Against crimson theater drapes at one of Oslo’s most prominent LGBTQ+ spaces, the Church of Norway offered an apology for harm and unequal treatment it had inflicted.
“Norway's church has caused LGBTQ+ people shame, great harm and pain,” the presiding bishop, Bishop Tveit, announced on Thursday. “This should never have happened and this is why I offer my apology now.”
The “discrimination, unequal treatment and harassment” resulted in a loss of faith for some, the bishop admitted. A worship service at Oslo's main cathedral was planned to take place after his statement.
The statement of regret occurred at the London Pub establishment, one of two bars involved in the 2022 shooting that killed two people and injured nine people severely at Oslo's Pride event. An individual of Iranian descent living in Norway, who swore loyalty to Islamic State, received a sentence to no less than 30 years in prison for carrying out the attacks.
Similar to numerous global faiths, the Norwegian Lutheran Church – an evangelical Lutheran church that is Norway’s largest faith community – had long marginalised LGBTQ+ people, denying them the opportunity from joining the clergy or from marrying in religious ceremonies. During the 1950s, the church’s bishops described gay people as a “social danger of global proportions”.

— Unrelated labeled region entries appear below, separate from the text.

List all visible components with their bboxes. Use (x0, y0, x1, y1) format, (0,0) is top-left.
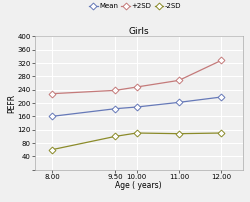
Y-axis label: PEFR: PEFR (7, 94, 16, 113)
X-axis label: Age ( years): Age ( years) (116, 181, 162, 190)
Title: Girls: Girls (128, 27, 149, 36)
Legend: Mean, +2SD, -2SD: Mean, +2SD, -2SD (89, 3, 181, 9)
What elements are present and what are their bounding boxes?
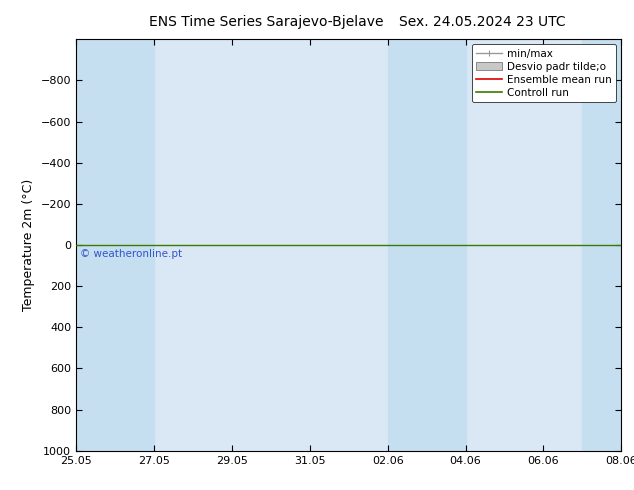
Legend: min/max, Desvio padr tilde;o, Ensemble mean run, Controll run: min/max, Desvio padr tilde;o, Ensemble m… [472,45,616,102]
Bar [387,39,427,451]
Text: © weatheronline.pt: © weatheronline.pt [80,249,182,259]
Bar [583,39,621,451]
Y-axis label: Temperature 2m (°C): Temperature 2m (°C) [22,179,35,311]
Bar [115,39,154,451]
Text: ENS Time Series Sarajevo-Bjelave: ENS Time Series Sarajevo-Bjelave [149,15,384,29]
Bar [76,39,115,451]
Text: Sex. 24.05.2024 23 UTC: Sex. 24.05.2024 23 UTC [399,15,565,29]
Bar [427,39,465,451]
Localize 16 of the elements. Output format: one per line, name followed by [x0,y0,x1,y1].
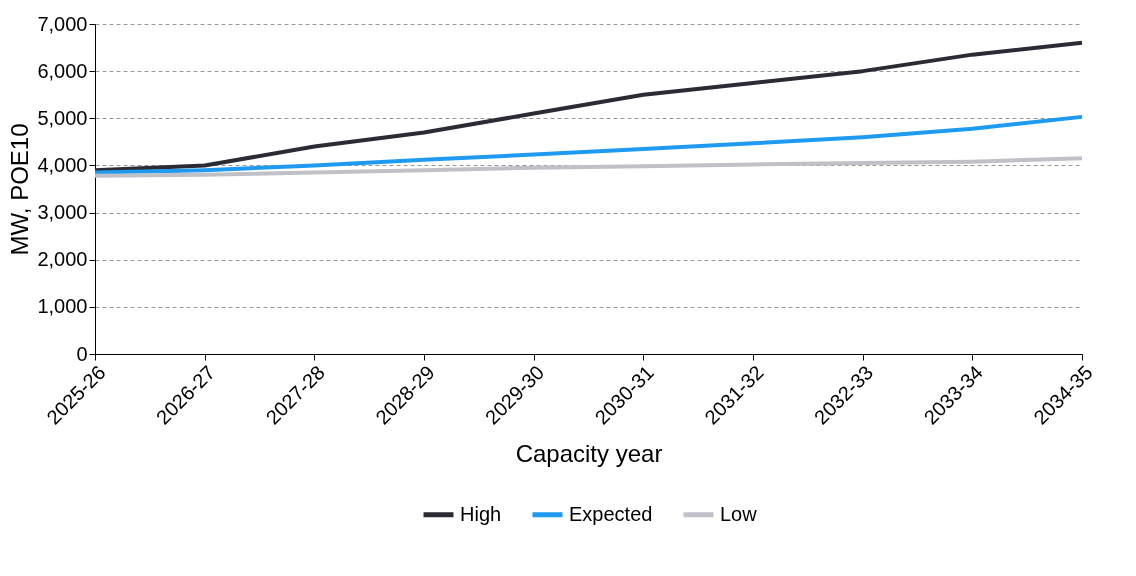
y-tick-label: 7,000 [37,12,88,35]
line-series [93,40,1084,173]
y-tick-label: 0 [76,342,88,365]
y-tick-label: 3,000 [37,201,88,224]
legend-label: Low [720,502,758,525]
y-tick-label: 2,000 [37,248,88,271]
legend-label: Expected [569,502,653,525]
legend-label: High [460,502,502,525]
y-tick-label: 6,000 [37,59,88,82]
line-series [93,156,1084,178]
line-series [93,114,1084,175]
x-axis-title: Capacity year [515,439,663,467]
y-tick-label: 1,000 [37,295,88,318]
y-tick-label: 4,000 [37,153,88,176]
y-tick-label: 5,000 [37,106,88,129]
y-axis-title: MW, POE10 [6,123,34,256]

However, as Norway's society grew more liberal, emerging as the world's second to legalize same-sex partnerships during 1993 and during 2009 the first Scandinavian country to approve gay marriage, the church slowly followed.
In 2007, the Norwegian Lutheran Church commenced the ordination of LGBTQ+ clergy, and same-sex couples were permitted to marry in church starting in 2017. Last year, Tveit participated in the Pride march in Oslo in what was described as a historic moment for the religious institution.
The Thursday statement of regret elicited a mixed reaction. The director of a group for Christian lesbians in Norway, Hanne Marie, herself a gay pastor, called it “a crucial act of amends” and a point in time that “finally marked the end of a dark chapter in the church’s history”.
For Stephen Adom, the leader of the Norwegian Association for Gender and Sexual Diversity, the apology represented “powerful and significant” but had come “too late for those among us who died of Aids … with deep sorrow in their hearts because the church considered the crisis to be God’s punishment”.
Internationally, several faith-based organizations have tried to offer apologies for historical treatment concerning the LGBTQ+ community. In 2023, England's church said sorry for what it referred to as its “shameful” treatment, though it still declines to allow same-sex marriages in religious settings.
Similarly, Ireland's Methodist Church last year expressed regret for its “failures in pastoral support and care” to LGBTQ+ people and family members, but remained staunch in its conviction that marriage could only be a partnership of one man and one woman.
In the early part of this year, the United Church based in Canada delivered a statement of regret to Two-Spirit and LGBTQIA+ groups, describing it as a reaffirmation of the church’s “commitment to radical hospitality and full inclusion” in every part of the church's activities.
“We did not manage to rejoice and take pleasure in the beauty of all creation,” Reverend Blair, the general secretary of the church, said. “We have hurt individuals rather than pursuing healing. We apologize.”